Here's my situation:
Much like you, my husband is a marijuana user. He has used it for a while now. We've been going out for 6 years, but I though maybe it was just a college thing and he would stop once in the real world. I started to be less and less comforable with it. I married him because i love him, not his pot addiction. He smokes right after work every day. I don't even feel like I can tell my mother (who I tell everything) because I don't want her to hate him. I can't even explain exactly what makes me dislike the idea of people smoking the drug, but here are my main reasons:

- We are just starting out and don't have a lot of money, and it is expensive
- I believe we should enjoy life in a more natural state of mind (without being impaired)
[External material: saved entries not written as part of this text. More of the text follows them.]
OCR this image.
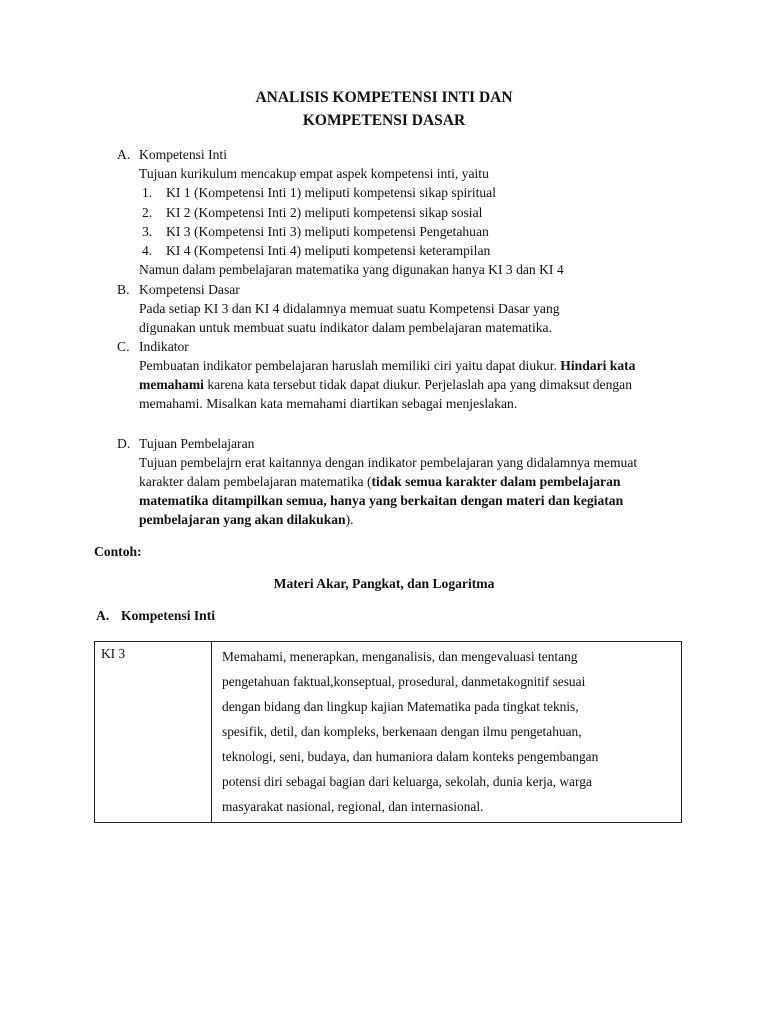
ANALISIS KOMPETENSI INTI DAN
KOMPETENSI DASAR
A. Kompetensi Inti
Tujuan kurikulum mencakup empat aspek kompetensi inti, yaitu
1. KI 1 (Kompetensi Inti 1) meliputi kompetensi sikap spiritual
2. KI 2 (Kompetensi Inti 2) meliputi kompetensi sikap sosial
3. KI 3 (Kompetensi Inti 3) meliputi kompetensi Pengetahuan
4. KI 4 (Kompetensi Inti 4) meliputi kompetensi keterampilan
Namun dalam pembelajaran matematika yang digunakan hanya KI 3 dan KI 4
B. Kompetensi Dasar
Pada setiap KI 3 dan KI 4 didalamnya memuat suatu Kompetensi Dasar yang
digunakan untuk membuat suatu indikator dalam pembelajaran matematika.
C. Indikator
Pembuatan indikator pembelajaran haruslah memiliki ciri yaitu dapat diukur. Hindari kata memahami karena kata tersebut tidak dapat diukur. Perjelaslah apa yang dimaksut dengan memahami. Misalkan kata memahami diartikan sebagai menjeslakan.
D. Tujuan Pembelajaran
Tujuan pembelajrn erat kaitannya dengan indikator pembelajaran yang didalamnya memuat karakter dalam pembelajaran matematika (tidak semua karakter dalam pembelajaran matematika ditampilkan semua, hanya yang berkaitan dengan materi dan kegiatan pembelajaran yang akan dilakukan).
Contoh:
Materi Akar, Pangkat, dan Logaritma
A. Kompetensi Inti
KI 3	Memahami, menerapkan, menganalisis, dan mengevaluasi tentang
pengetahuan faktual,konseptual, prosedural, danmetakognitif sesuai
dengan bidang dan lingkup kajian Matematika pada tingkat teknis,
spesifik, detil, dan kompleks, berkenaan dengan ilmu pengetahuan,
teknologi, seni, budaya, dan humaniora dalam konteks pengembangan
potensi diri sebagai bagian dari keluarga, sekolah, dunia kerja, warga
masyarakat nasional, regional, dan internasional.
- My family never abused the substance, and I don't feel comfortable doing this in my adult life. I also believe my family would reject my husband if they knew.
- I own my own business, which is connected to our apartment. I don't want my customers to smell it or find out he uses the substance. Or worst, I don't want them to think I abuse it.

Am I wrong? Is this drug now so commenly used that I should accept it? He says that he will not stop, and I either accept it or leave him.
I don't know if it helps hearing that I have a similar problem. I'd trade with you in a second though. To be honest, I would rather have him rarely doing it and not telling me about it then parading his drug use around in front of my face.